After my last curry recipe kinda going viral (more than 30k shares on OGP – OMG!), I decided to try another one with some more spices, but all the same a very rich and satisfying sauce. People must have obviously liked the first one, or otherwise I imagine it wouldn’t have been shared this often. Still I got a lot (a looooot) of questions and complaints about the spices, or rather the missing spices, especially curry powder.
Let’s have a look at Wikipedias definition:
Curry (/ˈkʌri/, plural curries) is a dish originating in the cuisine of the Indian Subcontinent and Southeast Asia. The common feature is the incorporation of complex combinations of spices or herbs, usually including fresh or dried hot chillies. Some limit the use of the term curry to dishes prepared in a sauce, but curries may be “dry” or “wet”. A curry dish may be spiced with leaves from the curry tree, but many curries do not have this ingredient.
A dish called Curry doesn’t necessarily need the addition of curry powder, even though it is very often the case. Don’t get me wrong, I do like rich spices, but with a sauce as flavourful as the red pepper one, there is no room for them in my opinion. Nevertheless always keep in mind that recipes can be used for inspiration and you don’t have to follow them strictly but rather should adapt them to your own taste. I even strongly encourage you to do so!
This plate was something I quickly threw together with leftovers from my fridge after university a few days ago and just later realised that I created a meal as nutritious as it probably gets.

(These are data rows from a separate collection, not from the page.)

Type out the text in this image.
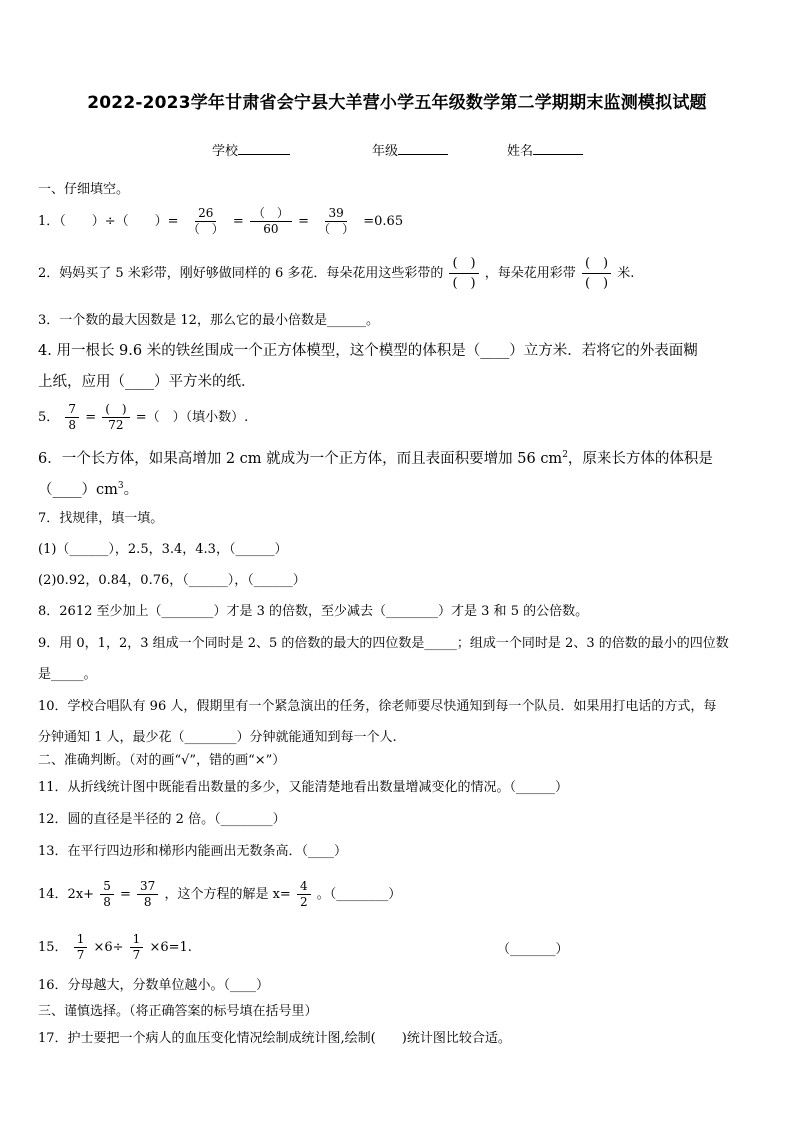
2022-2023学年甘肃省会宁县大羊营小学五年级数学第二学期期末监测模拟试题
学校	年级	姓名
一、仔细填空。
1．（　　）÷（　　）= $\frac{26}{( )} = \frac{( )}{60} = \frac{39}{( )} =0.65$
2．妈妈买了 5 米彩带，刚好够做同样的 6 多花．每朵花用这些彩带的 $\frac{( )}{( )}$ ，每朵花用彩带 $\frac{( )}{( )}$ 米.
3．一个数的最大因数是 12，那么它的最小倍数是______。
4. 用一根长 9.6 米的铁丝围成一个正方体模型，这个模型的体积是（____）立方米．若将它的外表面糊
上纸，应用（____）平方米的纸．
5． $\frac{7}{8} = \frac{( )}{72}$ =（　）（填小数）.
6．一个长方体，如果高增加 2 cm 就成为一个正方体，而且表面积要增加 56 $cm^2$，原来长方体的体积是
$(\_\_\_\_)cm^3$。
7．找规律，填一填。
(1)（______），2.5，3.4，4.3，（______）
(2)0.92，0.84，0.76，（______），（______）
8．2612 至少加上（________）才是 3 的倍数，至少减去（________）才是 3 和 5 的公倍数。
9．用 0，1，2，3 组成一个同时是 2、5 的倍数的最大的四位数是_____；组成一个同时是 2、3 的倍数的最小的四位数
是_____。
10．学校合唱队有 96 人，假期里有一个紧急演出的任务，徐老师要尽快通知到每一个队员．如果用打电话的方式，每
分钟通知 1 人，最少花（________）分钟就能通知到每一个人.
二、准确判断。（对的画“√”，错的画“×”）
11．从折线统计图中既能看出数量的多少，又能清楚地看出数量增减变化的情况。（______）
12．圆的直径是半径的 2 倍。（________）
13．在平行四边形和梯形内能画出无数条高．（____）
14．$2x+ \frac{5}{8} = \frac{37}{8}$ ，这个方程的解是 $x= \frac{4}{2}$ 。（________）
15． $\frac{1}{7} \times 6\div \frac{1}{7} \times 6=1$.	（_______）
16．分母越大，分数单位越小。（____）
三、谨慎选择。（将正确答案的标号填在括号里）
17．护士要把一个病人的血压变化情况绘制成统计图,绘制(　　)统计图比较合适。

- Kale is amongst other things extremely high in vitamin A, C and K
- Peanutbutter is rich in protein and fat (the good kind)
- Millet is a great source for some very important nutrients, including copper, manganese, phosphorus and magnesium
- Lentils supply you with cholesterol-lowering fiber
All of those are just a fraction of the health benefits those ingredients provide us with, isn’t this insane? And best of all is that it’s also delicious! It’s rich, satisfying and creamy, and of course you can enjoy it completely without regret!
For the lentils:
100 gram brown lentils, soaked for 1-2 hours
1 pinch of salt and pepper
1 tablespoon lemon juice
For the curry:
2 tablespoon oil
1 teaspoon mustard seeds
1 teaspoon garam masala
1 onion, diced
2 cloves of garlic, chopped
350 gram sweet potato, peeled and diced
300 gram tomatoes, chopped (you can also use canned tomatoes)
250 mililiter water
150 mililiter coconut milk, canned
150 gram kale, stems removed and leaves torn into small pieces
3 tablespoon peanut butter
1 teaspoon salt
0,5 teaspoon chilli powder
1 teaspoon dried cilantro (fresh one would be even nicer!)
chilli threads for decoration
For the millet:
120 gram millet
0,5 teaspoon salt
1. Bring water to a boil and prepare the lentils as instructed on the wrapping. I had to soak mine first and then cook them for 30 minutes. Don’t add salt just yet, since they won’t cook otherwise.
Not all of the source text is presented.